Deine Ableitung konnte ich verwenden nachdem ich für F1 die Summe aus (Aufstandskraft + Kraft aus Achslastverlagerung) eingesetzt habe. Eine Zunahme der Hinterachslast mit einer entsprechenden Entlastung der Vorderachse entsteht bei jeder Beschleunigung ( konstant oder veränderlich) durch die Massenträgheit mit dem Hebelarm h.
Die Gleichungen aus dem gewählten Drehpunkt in Höhe h über der Vorderachse liefert mir dann die Kraft aus Achslastverlagerung aus der Variablen µ (Reibwert )

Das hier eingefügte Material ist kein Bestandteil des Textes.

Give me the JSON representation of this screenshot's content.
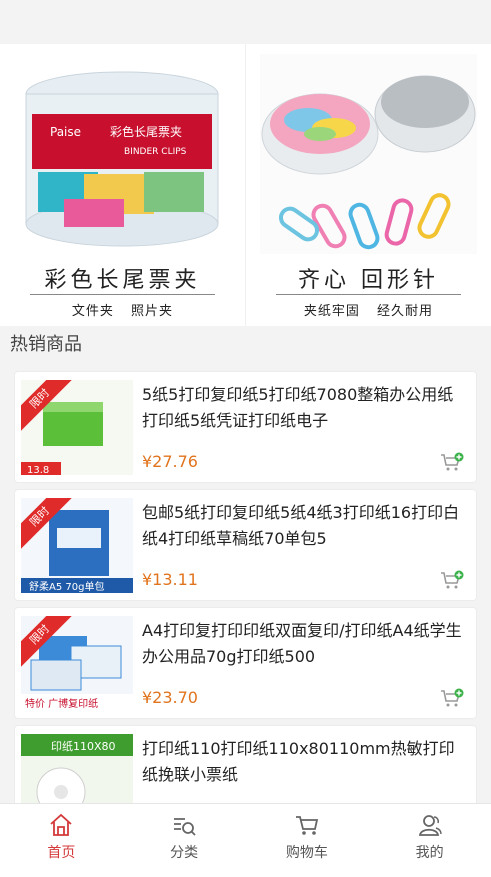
{
  "banners": [
    {
      "title": "彩色长尾票夹",
      "subtitle": "文件夹 照片夹",
      "brand": "Paise",
      "product_label": "彩色长尾票夹",
      "product_label_en": "BINDER CLIPS"
    },
    {
      "title": "齐心 回形针",
      "subtitle": "夹纸牢固 经久耐用"
    }
  ],
  "section": {
    "title": "热销商品"
  },
  "products": [
    {
      "title": "5纸5打印复印纸5打印纸7080整箱办公用纸打印纸5纸凭证打印纸电子",
      "price": "¥27.76",
      "ribbon": "限时",
      "badge_price": "13.8"
    },
    {
      "title": "包邮5纸打印复印纸5纸4纸3打印纸16打印白纸4打印纸草稿纸70单包5",
      "price": "¥13.11",
      "ribbon": "限时",
      "badge": "舒柔A5 70g单包"
    },
    {
      "title": "A4打印复打印印纸双面复印/打印纸A4纸学生办公用品70g打印纸500",
      "price": "¥23.70",
      "ribbon": "限时",
      "badge": "特价 广博复印纸"
    },
    {
      "title": "打印纸110打印纸110x80110mm热敏打印纸挽联小票纸",
      "price": "",
      "ribbon": "",
      "badge": "印纸110X80"
    }
  ],
  "tabbar": [
    {
      "label": "首页",
      "icon": "home-icon",
      "active": true
    },
    {
      "label": "分类",
      "icon": "category-icon",
      "active": false
    },
    {
      "label": "购物车",
      "icon": "cart-icon",
      "active": false
    },
    {
      "label": "我的",
      "icon": "user-icon",
      "active": false
    }
  ],
  "colors": {
    "accent": "#d43a3a",
    "price": "#e0741e",
    "cart_icon_plus": "#3cb34a"
  }
}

Mein Ansatz aus dem Drehpunkt im Aufstandspunkt der Vorderachse ergibt die auftretende Beschleunigung wenn ich die mit Deiner Ableitung gefundene zusätzliche Heck Achslast Fzus einsetze.
a = (Fzus x L) / (m x h)

Wenn ich reale Pkw Verhältnisse durchrechne, ergibt sich, dass bei üblichen Reibwerten die Rutschgrenze erreicht wird bevor die Achslastverlagerung kritische Werte annimmt. Diese können ev bei Sonderfahrzeugen oder Baumaschinen auftreten.
Wenn sich jemand dafür interessiert, kann ich ein Rechenbeispiel nachliefern.

Ich glaube mit dieser Verknüpfung unserer Ansätze kannst Du leben.

Gruß KED

Deine Ableitung konnte ich verwenden nachdem ich für F1 die
Summe aus (Aufstandskraft + Kraft aus Achslastverlagerung)
eingesetzt habe.

Dann hast du meine Ableitung nicht verstanden, denn in F1 stecken schon alle Kräfte drin, die beim Beschleunigen wirken. Wenn du jetzt nochmal Kräfte dazu addierst, wird’s falsch. Sorry.